Georffrey, now 43 and a scientist at Brown University in Rhode Island, opened the first concert with a simple glockenspiel part before later taking up violin. His younger brother Brenin plays cello; then came twin brothers Morgan (who plays whistles and piano) and Marshall (harp); and finally Brittany, who made her Magical Strings debut at six months in a basket before singing and beginning the violin. Now 32, she’s concertmaster of the Northwest Sinfonietta and a busy Northwest solo, orchestral and chamber musician.
As the Boulding family grew, more instruments were added. Then came spouses: Brenin met his wife, Sara Raney, at a Yuletide concert when Raney’s Tara Academy Irish Dancers were guest artists. Morgan’s wife, Sylvia, now helps with costumes; Sara’s two sisters are also involved; and all six grandchildren have been performing since they were babies. Meanwhile, Magical Strings has toured throughout the United States, Canada, Ireland and Japan; appeared on Garrison Keillor’s “A Prairie Home Companion;” and recorded 20 albums on four labels.
This year, after performing in Kingston and Kent, they’ll bring “Celtic Yuletide” concerts to Tacoma, Seattle, Mount Vernon, Bellevue, Portland and Leavenworth, sharing the stage with the Tara dancers as well as fiddler Jocelyn Pettit, singer Colleen Raney, Dublin guitarist Colm MacCarthaigh and percussionist Matt Jerrell.
“I look forward to the concerts every year,” says Brittany, who will take some shows off her “Nutcracker” gig with Pacific Northwest Ballet to perform with her family. “I’m really happy to do it.”
But while the Boulding family seems as talented and contented as the famous Von Trapps, there’s a lot of work involved in putting your family on stage.
“Every night from October to December was a practice session,” says Geoffrey about his childhood. “It just seemed kind of normal to me, it’s what we did — play music. Of course we went to school, and did art and other things, but there was always music. It was plenty frustrating at times — as a kid I didn’t really appreciate why we had to play something so many times. Now I understand, and after all those years the repetition built up and has stayed with me.”
But Geoffrey and Brittany say while there was plenty of bickering, things never got to the point where anyone quit — and that, says Geoffrey, strengthened him and his family.
“The conversation and listening part helped and shaped me in a very positive direction,” he says. “I don’t know a lot of people that talk to their brother every single day, but I do. We’re all really close, get along well, and I think that has to do with music and working through those challenges.”
Another bonus, says Brittany, is that none of the Bouldings are afraid of performing — something very valuable for a professional musician.
“I’ve had the experience of being on stage since I was little, and I’m very comfortable with it,” she says. “Performing was a joy to me.

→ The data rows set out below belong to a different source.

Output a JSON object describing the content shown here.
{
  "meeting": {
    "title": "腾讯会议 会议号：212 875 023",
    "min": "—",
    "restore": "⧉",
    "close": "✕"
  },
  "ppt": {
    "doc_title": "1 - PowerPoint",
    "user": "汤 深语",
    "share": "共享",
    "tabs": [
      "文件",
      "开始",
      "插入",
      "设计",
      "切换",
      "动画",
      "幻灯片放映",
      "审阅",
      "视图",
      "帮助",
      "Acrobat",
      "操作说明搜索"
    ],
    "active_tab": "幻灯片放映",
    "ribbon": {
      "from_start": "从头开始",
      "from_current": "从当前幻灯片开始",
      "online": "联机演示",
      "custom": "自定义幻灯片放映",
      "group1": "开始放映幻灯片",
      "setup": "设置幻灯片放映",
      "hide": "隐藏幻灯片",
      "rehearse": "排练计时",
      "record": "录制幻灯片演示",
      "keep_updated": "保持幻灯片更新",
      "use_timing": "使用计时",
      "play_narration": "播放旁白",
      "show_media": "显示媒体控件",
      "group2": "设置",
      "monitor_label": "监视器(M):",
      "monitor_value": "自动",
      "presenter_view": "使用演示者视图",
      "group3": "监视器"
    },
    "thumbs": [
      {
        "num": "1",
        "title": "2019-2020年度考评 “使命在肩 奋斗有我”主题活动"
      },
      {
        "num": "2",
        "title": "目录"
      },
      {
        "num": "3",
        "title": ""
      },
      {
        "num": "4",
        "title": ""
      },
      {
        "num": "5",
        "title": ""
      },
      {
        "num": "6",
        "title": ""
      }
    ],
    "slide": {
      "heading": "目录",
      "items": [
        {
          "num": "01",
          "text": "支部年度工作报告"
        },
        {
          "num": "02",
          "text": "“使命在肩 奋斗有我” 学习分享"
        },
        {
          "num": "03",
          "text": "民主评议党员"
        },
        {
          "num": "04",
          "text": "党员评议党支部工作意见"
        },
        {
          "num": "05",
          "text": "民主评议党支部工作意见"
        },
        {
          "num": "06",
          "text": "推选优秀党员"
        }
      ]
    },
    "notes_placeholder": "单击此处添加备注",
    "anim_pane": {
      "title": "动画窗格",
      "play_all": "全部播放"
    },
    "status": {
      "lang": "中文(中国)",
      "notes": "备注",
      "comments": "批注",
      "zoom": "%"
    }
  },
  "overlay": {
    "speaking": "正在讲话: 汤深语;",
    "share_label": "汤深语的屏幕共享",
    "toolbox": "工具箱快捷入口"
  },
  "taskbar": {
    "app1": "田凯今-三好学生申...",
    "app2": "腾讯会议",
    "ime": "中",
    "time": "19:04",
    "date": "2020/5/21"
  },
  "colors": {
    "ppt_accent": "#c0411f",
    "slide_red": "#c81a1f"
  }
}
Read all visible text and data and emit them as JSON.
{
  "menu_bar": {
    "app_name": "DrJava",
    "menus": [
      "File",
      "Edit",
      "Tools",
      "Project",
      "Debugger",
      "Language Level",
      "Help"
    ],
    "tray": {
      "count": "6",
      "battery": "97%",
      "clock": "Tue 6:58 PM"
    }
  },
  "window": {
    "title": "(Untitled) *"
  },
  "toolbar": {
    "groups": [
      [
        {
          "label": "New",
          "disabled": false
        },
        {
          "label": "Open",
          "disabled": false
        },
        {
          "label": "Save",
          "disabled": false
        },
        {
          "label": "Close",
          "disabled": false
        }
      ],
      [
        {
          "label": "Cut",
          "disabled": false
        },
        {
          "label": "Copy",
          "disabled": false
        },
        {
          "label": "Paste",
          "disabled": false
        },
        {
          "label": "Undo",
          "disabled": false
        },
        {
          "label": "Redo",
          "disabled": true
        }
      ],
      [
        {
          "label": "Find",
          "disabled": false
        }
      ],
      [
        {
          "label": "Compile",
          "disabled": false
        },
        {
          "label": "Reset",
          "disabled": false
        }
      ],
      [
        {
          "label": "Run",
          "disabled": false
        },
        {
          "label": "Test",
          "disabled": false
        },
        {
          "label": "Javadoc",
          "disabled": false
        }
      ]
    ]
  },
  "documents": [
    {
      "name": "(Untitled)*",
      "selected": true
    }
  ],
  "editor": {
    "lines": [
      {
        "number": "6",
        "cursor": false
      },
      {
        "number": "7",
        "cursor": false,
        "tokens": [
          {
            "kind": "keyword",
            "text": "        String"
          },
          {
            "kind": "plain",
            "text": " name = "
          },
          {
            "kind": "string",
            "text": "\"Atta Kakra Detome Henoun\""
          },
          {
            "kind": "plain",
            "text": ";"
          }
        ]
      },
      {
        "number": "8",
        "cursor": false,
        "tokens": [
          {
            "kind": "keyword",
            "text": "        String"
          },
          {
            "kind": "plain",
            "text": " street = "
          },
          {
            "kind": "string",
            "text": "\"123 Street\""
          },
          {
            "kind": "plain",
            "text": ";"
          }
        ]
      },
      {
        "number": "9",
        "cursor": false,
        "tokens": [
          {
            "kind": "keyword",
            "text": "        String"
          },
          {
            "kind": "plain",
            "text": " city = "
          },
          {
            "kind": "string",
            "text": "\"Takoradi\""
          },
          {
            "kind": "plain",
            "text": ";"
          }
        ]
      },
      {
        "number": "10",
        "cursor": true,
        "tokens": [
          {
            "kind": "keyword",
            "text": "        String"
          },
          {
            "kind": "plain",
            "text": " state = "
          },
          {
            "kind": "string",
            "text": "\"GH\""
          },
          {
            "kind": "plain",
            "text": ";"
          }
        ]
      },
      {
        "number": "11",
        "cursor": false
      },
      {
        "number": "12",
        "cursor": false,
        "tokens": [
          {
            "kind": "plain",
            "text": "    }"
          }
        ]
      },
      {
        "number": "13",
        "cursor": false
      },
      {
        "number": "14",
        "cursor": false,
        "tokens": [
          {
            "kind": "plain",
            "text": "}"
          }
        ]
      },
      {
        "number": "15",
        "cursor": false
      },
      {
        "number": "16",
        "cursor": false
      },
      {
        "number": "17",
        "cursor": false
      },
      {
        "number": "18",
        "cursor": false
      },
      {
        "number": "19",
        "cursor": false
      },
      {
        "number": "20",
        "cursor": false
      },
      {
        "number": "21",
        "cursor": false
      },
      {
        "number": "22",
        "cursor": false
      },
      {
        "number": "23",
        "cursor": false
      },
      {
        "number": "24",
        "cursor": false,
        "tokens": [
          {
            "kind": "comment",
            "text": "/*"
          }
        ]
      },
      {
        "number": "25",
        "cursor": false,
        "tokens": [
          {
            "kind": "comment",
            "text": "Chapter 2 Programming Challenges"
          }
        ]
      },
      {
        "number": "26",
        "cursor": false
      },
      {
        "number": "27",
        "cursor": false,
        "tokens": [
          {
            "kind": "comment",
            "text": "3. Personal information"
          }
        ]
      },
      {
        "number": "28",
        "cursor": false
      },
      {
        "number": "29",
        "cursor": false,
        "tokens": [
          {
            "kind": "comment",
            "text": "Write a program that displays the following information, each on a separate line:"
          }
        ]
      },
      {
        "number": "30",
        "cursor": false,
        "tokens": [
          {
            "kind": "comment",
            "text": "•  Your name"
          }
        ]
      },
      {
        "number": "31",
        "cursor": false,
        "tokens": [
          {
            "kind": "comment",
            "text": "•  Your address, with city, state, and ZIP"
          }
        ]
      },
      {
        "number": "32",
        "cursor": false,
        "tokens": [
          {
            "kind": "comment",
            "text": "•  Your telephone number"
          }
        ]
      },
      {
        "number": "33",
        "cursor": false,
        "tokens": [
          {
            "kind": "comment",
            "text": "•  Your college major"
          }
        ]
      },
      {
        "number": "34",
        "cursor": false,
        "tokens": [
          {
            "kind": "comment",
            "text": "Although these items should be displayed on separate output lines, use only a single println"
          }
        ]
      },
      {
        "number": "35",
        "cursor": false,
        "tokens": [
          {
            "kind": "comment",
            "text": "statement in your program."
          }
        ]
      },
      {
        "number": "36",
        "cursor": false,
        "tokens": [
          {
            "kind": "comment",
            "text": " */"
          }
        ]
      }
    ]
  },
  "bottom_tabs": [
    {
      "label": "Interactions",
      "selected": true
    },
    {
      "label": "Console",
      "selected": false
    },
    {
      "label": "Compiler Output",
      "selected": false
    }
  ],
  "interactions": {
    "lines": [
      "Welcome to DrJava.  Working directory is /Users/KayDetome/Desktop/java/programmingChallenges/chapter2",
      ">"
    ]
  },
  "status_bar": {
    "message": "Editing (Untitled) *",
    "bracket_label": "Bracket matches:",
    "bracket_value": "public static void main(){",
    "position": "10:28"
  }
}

Sadly, musicians spend so much time alone in their practice rooms, so we get a bit scared of performing.”
Mostly, though, growing up in a family that played music together was just a lot of fun.
“It was pretty amazing, actually, always to be surrounded by music,” Brittany says. “Christmas was one of my favorite times of the year — rehearsing together and touring, going on adventures. It was awesome, I loved it.”
And favorite tunes? Brittany’s is “The Farewell,” a sonnet set to music, written by Philip when his father died. For Geoffrey, it’s “All Through the Night.”
“There’s just something about the melody, the progressions,” he says. “At the end of the concert, that emotion, that feeling you get on stage when all the verses are sung and it’s just instruments — that’s the essence of the concert for me. It pulls everyone together.”